循環型再生エネルギーシステムのシステム概念図 Honda

 なお、JAXAとホンダが共同研究する循環型再生エネルギーシステムは、高圧水電解システムと燃料電池システムを組み合わせたシステムで、太陽エネルギーと水から継続的に酸素・水素・電気を製造することを想定。

 具体的には、太陽エネルギーを使って、高圧水電解システムで水を電気分解し、酸素と水素を製造。酸素は有人拠点で活動する人の呼吸用として活用し、水素は月面を離発着する輸送機の燃料として活用することを想定。また、酸素と水素を使って燃料電池システムで発電し、有人拠点や移動用車両などへ電気供給することを想定している。

 ホンダの高圧水電解システムは、水素を圧縮するためのコンプレッサーが不要なため、コンパクト・軽量で、宇宙輸送の大きな課題である積載容量・質量の低減化にも貢献。ホンダは長年、水素技術の研究開発に取り組んでおり、2002年には世界で初めてFCV(燃料電池自動車)のリース販売を開始。また高圧水電解システムを使ったスマート水素ステーションの開発・設置も行なってきた。循環型再生エネルギーシステムは、これらの技術を活用して実現を目指すとしている。

 JAXA 理事 有人宇宙技術部門長の佐々木宏氏は「日本政府によるアルテミス計画への参画決定に伴い、JAXAは、本格的な月探査の実現に向けたミッション開発やシステム検討を進めています。人類が宇宙で活動するためには酸素、水素、電気が必要ですが、循環型再生エネルギーシステムの実現により、水を利用して、それらを地球から補給することなく宇宙で入手することができ、宇宙での活動が飛躍的に拡大することが期待されます。ホンダとJAXAが有する強みを生かし、本共同研究を着実に進めていきたいと考えています」とコメント。

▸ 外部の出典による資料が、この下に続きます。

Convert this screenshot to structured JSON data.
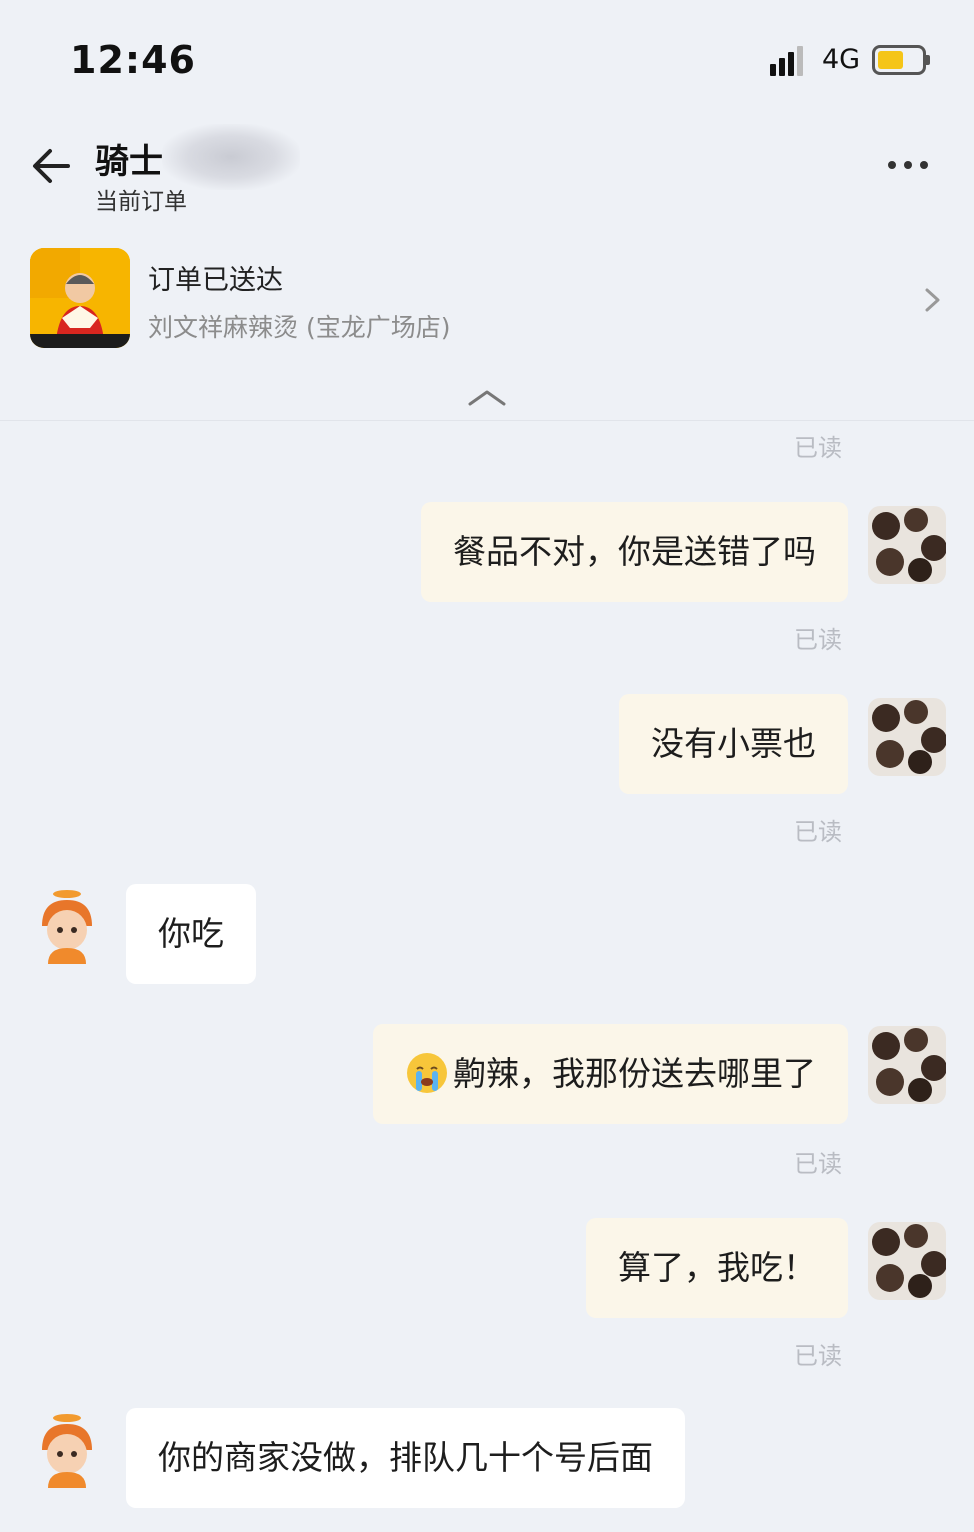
{
  "status_bar": {
    "time": "12:46",
    "network": "4G",
    "battery_level": 0.6
  },
  "header": {
    "title": "骑士",
    "subtitle": "当前订单"
  },
  "order": {
    "status": "订单已送达",
    "shop_name": "刘文祥麻辣烫 (宝龙广场店)"
  },
  "messages": [
    {
      "side": "me",
      "text": "餐品不对，你是送错了吗",
      "read": "已读"
    },
    {
      "side": "me",
      "text": "没有小票也",
      "read": "已读"
    },
    {
      "side": "other",
      "text": "你吃"
    },
    {
      "side": "me",
      "text": "齁辣，我那份送去哪里了",
      "read": "已读",
      "emoji": "crying-face-icon"
    },
    {
      "side": "me",
      "text": "算了，我吃！",
      "read": "已读"
    },
    {
      "side": "other",
      "text": "你的商家没做，排队几十个号后面"
    }
  ],
  "top_read": "已读",
  "colors": {
    "background": "#eef1f6",
    "my_bubble": "#fbf6e9",
    "other_bubble": "#ffffff",
    "read_text": "#b9bcc3",
    "brand_yellow": "#f7b500"
  }
}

 本田技術研究所 執行役員 先進パワーユニット・エネルギー研究所担当 武石伊久雄氏は「ホンダは豊かで持続可能な社会の実現と、地上、海洋、空、そして宇宙においても『すべての人に“生活の可能性が拡がる喜び”を提供する』ことを目指しています。今回の共同研究は、これまで培ってきた技術を活用して、人の生活圏を宇宙へ拡大し、人の可能性を拡げる挑戦です。また、循環型再生エネルギーシステムは、地上でのカーボンニュートラルに大きく貢献する技術のため、宇宙という究極の環境で技術を磨き、地上にもその成果をフィードバックしていきます」とコメントしている。